Russia is in the midst of a period of sustained visibility within international sports, having hosted the aforementioned 2013 World Track and Field championships in Moscow and 2014 Winter Games in Sochi, as well as the 2015 FINA World Aquatic Championships in Kazan.
In 2018, Russia will host the coveted FIFA World Cup, winning a closely watched bid process that has come under scrutiny in recent months amid a widespread corruption scandal within FIFA. Mutko, the Russian sports minister accused in Monday’s WADA report of ordering lab personnel to manipulate test samples, is also a member of FIFA’s executive committee and the head of the 2018 World Cup organizing committee.
“The credibility of sport has taken some body blows over the last few months,” Pound said Monday. “The public view will move towards believing all sport is corrupt. If you can’t believe results, then there is a serious credibility problem. I hope all sports will look at their governance and their anti-doping systems, because their existence may be at risk.”
The IAAF itself was implicated in the report, along with the Russians, for what its authors called a “collective and inexplicable laissez-faire policy” toward pursuing doping suspicions. The report’s findings have spurred at least two criminal inquiries. French authorities said they are investigating Lamine Diack, the Senagalese former head of the IAAF, track and field’s governing body, for allegedly accepting bribes that allowed tainted Russian athletes to compete, while Interpol said Monday that it had opened a global investigation into doping allegations in Russia and beyond.
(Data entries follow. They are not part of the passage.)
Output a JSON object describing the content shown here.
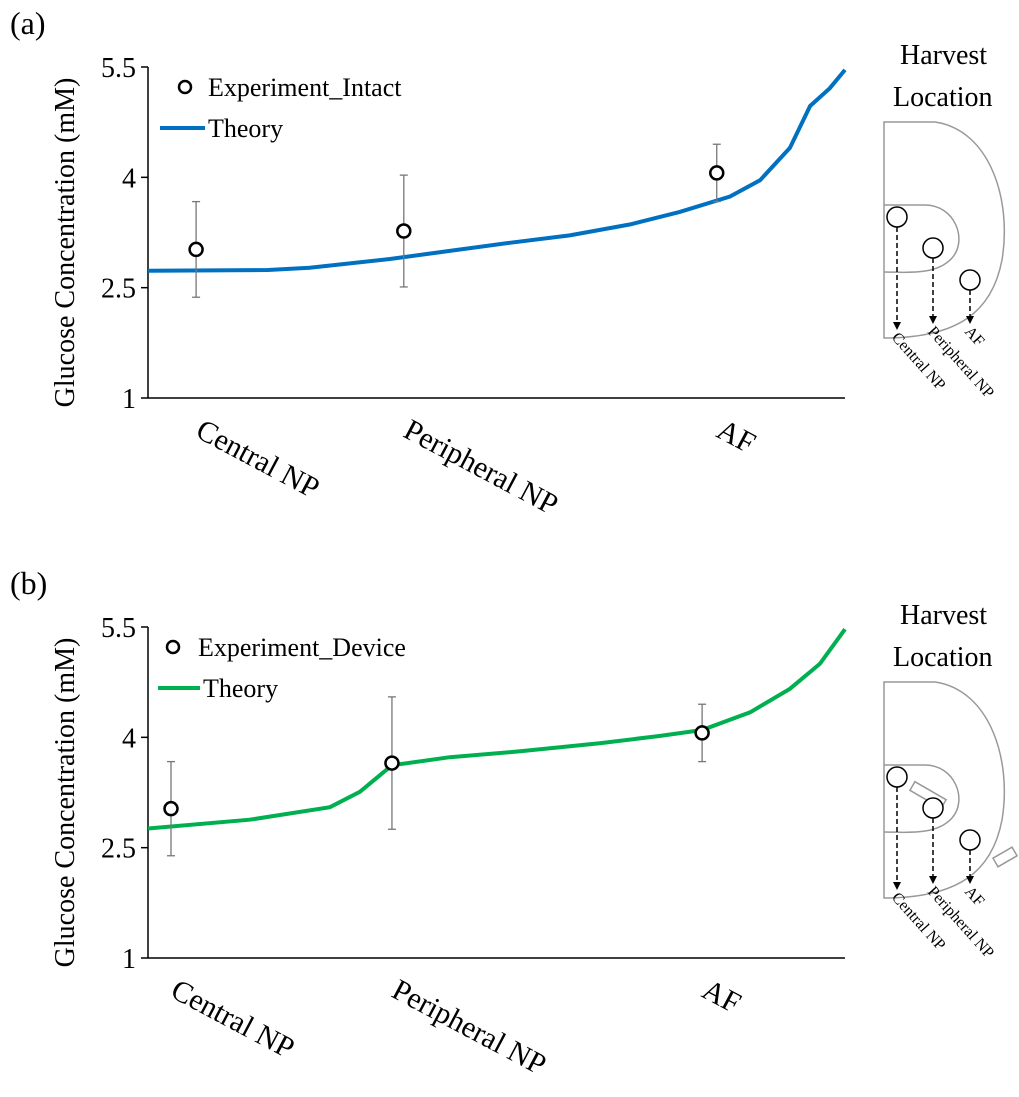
{
  "chart_data": [
    {
      "type": "line",
      "panel_label": "(a)",
      "ylabel": "Glucose Concentration (mM)",
      "xlim": [
        0,
        100
      ],
      "ylim": [
        1,
        5.5
      ],
      "yticks": [
        1,
        2.5,
        4,
        5.5
      ],
      "grid": false,
      "categories": [
        "Central NP",
        "Peripheral NP",
        "AF"
      ],
      "series": [
        {
          "name": "Experiment_Intact",
          "kind": "errorbar",
          "color": "#000000",
          "error_color": "#777777",
          "x": [
            6.9,
            36.7,
            81.6
          ],
          "values": [
            3.02,
            3.27,
            4.06
          ],
          "errors": [
            0.65,
            0.76,
            0.39
          ]
        },
        {
          "name": "Theory",
          "kind": "line",
          "color": "#0070c0",
          "x": [
            0,
            17.2,
            23.2,
            34.7,
            43.3,
            51.9,
            60.5,
            69.2,
            76.3,
            83.5,
            87.8,
            92.1,
            95.0,
            97.8,
            100
          ],
          "values": [
            2.73,
            2.74,
            2.77,
            2.89,
            3.0,
            3.11,
            3.21,
            3.36,
            3.53,
            3.74,
            3.96,
            4.4,
            4.97,
            5.21,
            5.46
          ]
        }
      ],
      "inset": {
        "title": [
          "Harvest",
          "Location"
        ],
        "labels": [
          "Central NP",
          "Peripheral NP",
          "AF"
        ]
      }
    },
    {
      "type": "line",
      "panel_label": "(b)",
      "ylabel": "Glucose Concentration (mM)",
      "xlim": [
        0,
        100
      ],
      "ylim": [
        1,
        5.5
      ],
      "yticks": [
        1,
        2.5,
        4,
        5.5
      ],
      "grid": false,
      "categories": [
        "Central NP",
        "Peripheral NP",
        "AF"
      ],
      "series": [
        {
          "name": "Experiment_Device",
          "kind": "errorbar",
          "color": "#000000",
          "error_color": "#777777",
          "x": [
            3.3,
            35.0,
            79.5
          ],
          "values": [
            3.03,
            3.65,
            4.06
          ],
          "errors": [
            0.64,
            0.9,
            0.39
          ]
        },
        {
          "name": "Theory",
          "kind": "line",
          "color": "#00b050",
          "x": [
            0,
            14.6,
            26.1,
            30.4,
            35.0,
            43.3,
            53.4,
            64.8,
            73.5,
            79.5,
            86.4,
            92.1,
            96.4,
            100
          ],
          "values": [
            2.76,
            2.88,
            3.05,
            3.26,
            3.62,
            3.73,
            3.81,
            3.92,
            4.02,
            4.1,
            4.34,
            4.66,
            5.0,
            5.47
          ]
        }
      ],
      "inset": {
        "title": [
          "Harvest",
          "Location"
        ],
        "labels": [
          "Central NP",
          "Peripheral NP",
          "AF"
        ]
      }
    }
  ]
}
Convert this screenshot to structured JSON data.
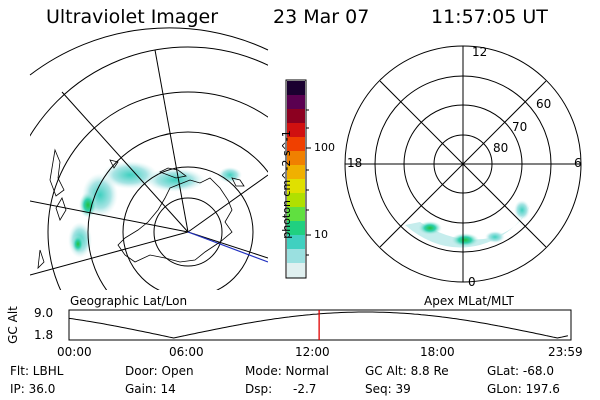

Britain’s Sebastian Coe, a former Olympic gold medalist and now the president of the IAAF, said in a statement that he had “taken the urgent step of seeking approval from his fellow IAAF Council Members to consider sanctions against” the Russian federation. The IAAF, Coe told reporters, has given the Russian federation until the end of the week to respond to the allegations
Monday’s report credited German television station ARD with spurring the WADA investigation by airing a documentary, “Top Secret Doping: How Russia Makes Its Winners,” in December 2014.
The WADA commission launched almost immediately, and according to its report Monday, so did Russia’s cover-up: The destruction of the 1,417 test samples, allegedly ordered by Rodchenko, the Russian anti-doping head, occurred in December, three days before WADA investigators were due to visit the lab
Andrew Roth in Moscow and Adam Kilgore in Washington contributed to this report.